One of the most indispensable components of these educational interventions is self-management or self-care. Yamanaka has reported the concept analysis of cancer pain self-management in this issue. She concluded that self-management of cancer pain was defined as “the process in which patients with cancer pain make the decision to manage their pain, enhance their self-efficacy by solving problems caused by pain, and incorporate pain-relieving strategies into daily life, through interactions with health-care professionals.” Moreover, she classified the attributes of self-management of cancer pain into five categories.

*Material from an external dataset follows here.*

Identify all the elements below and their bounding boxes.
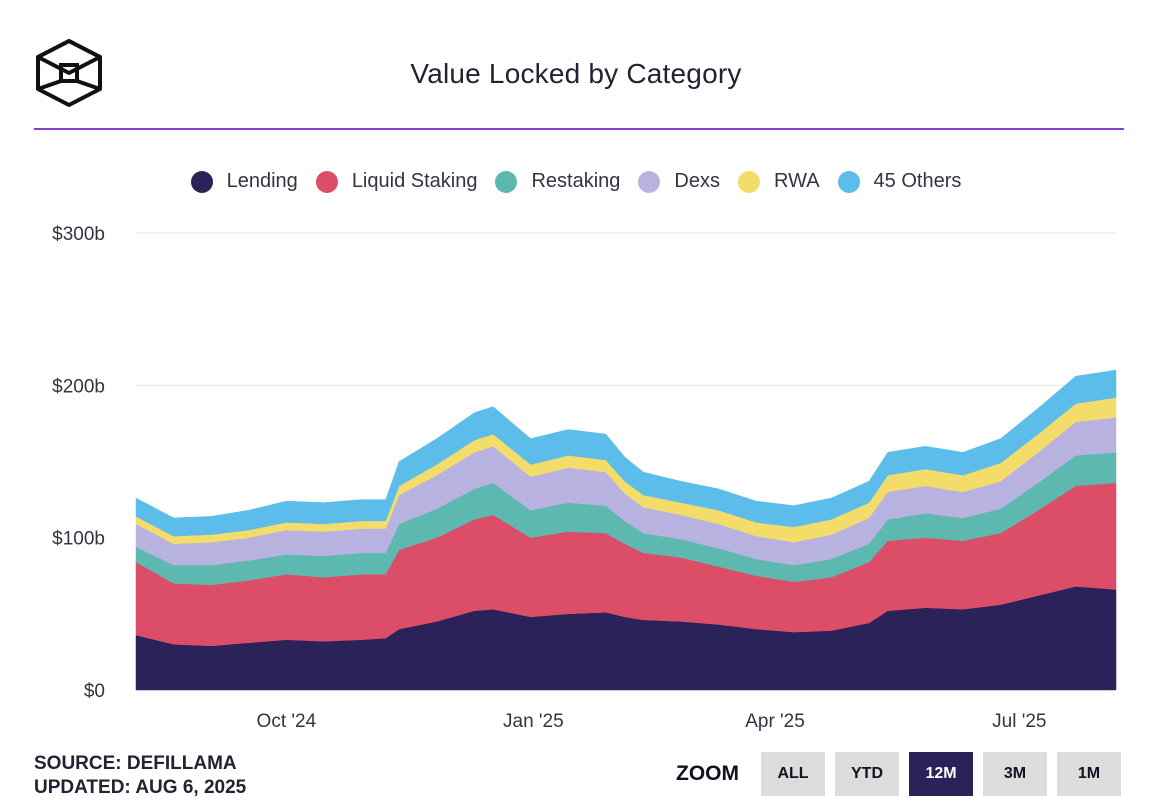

This elaborate work would contribute to further research on conducting, evaluating, and summarizing self-management of cancer pain and educational interventions not only for nurses but also for multiple professionals engaged in pain treatment.
Pain is not a symptom only for patients with cancer but for all patients needing palliative care. The papers in this issue would contribute to the treatment of all patients and people experiencing pain. I believe that nurses would play an important role in alleviating the pain of such people. We must continue to make more efforts to improve assessment, treatment, care, education, and policymaking for patients until we achieve the goal of freedom from cancer pain.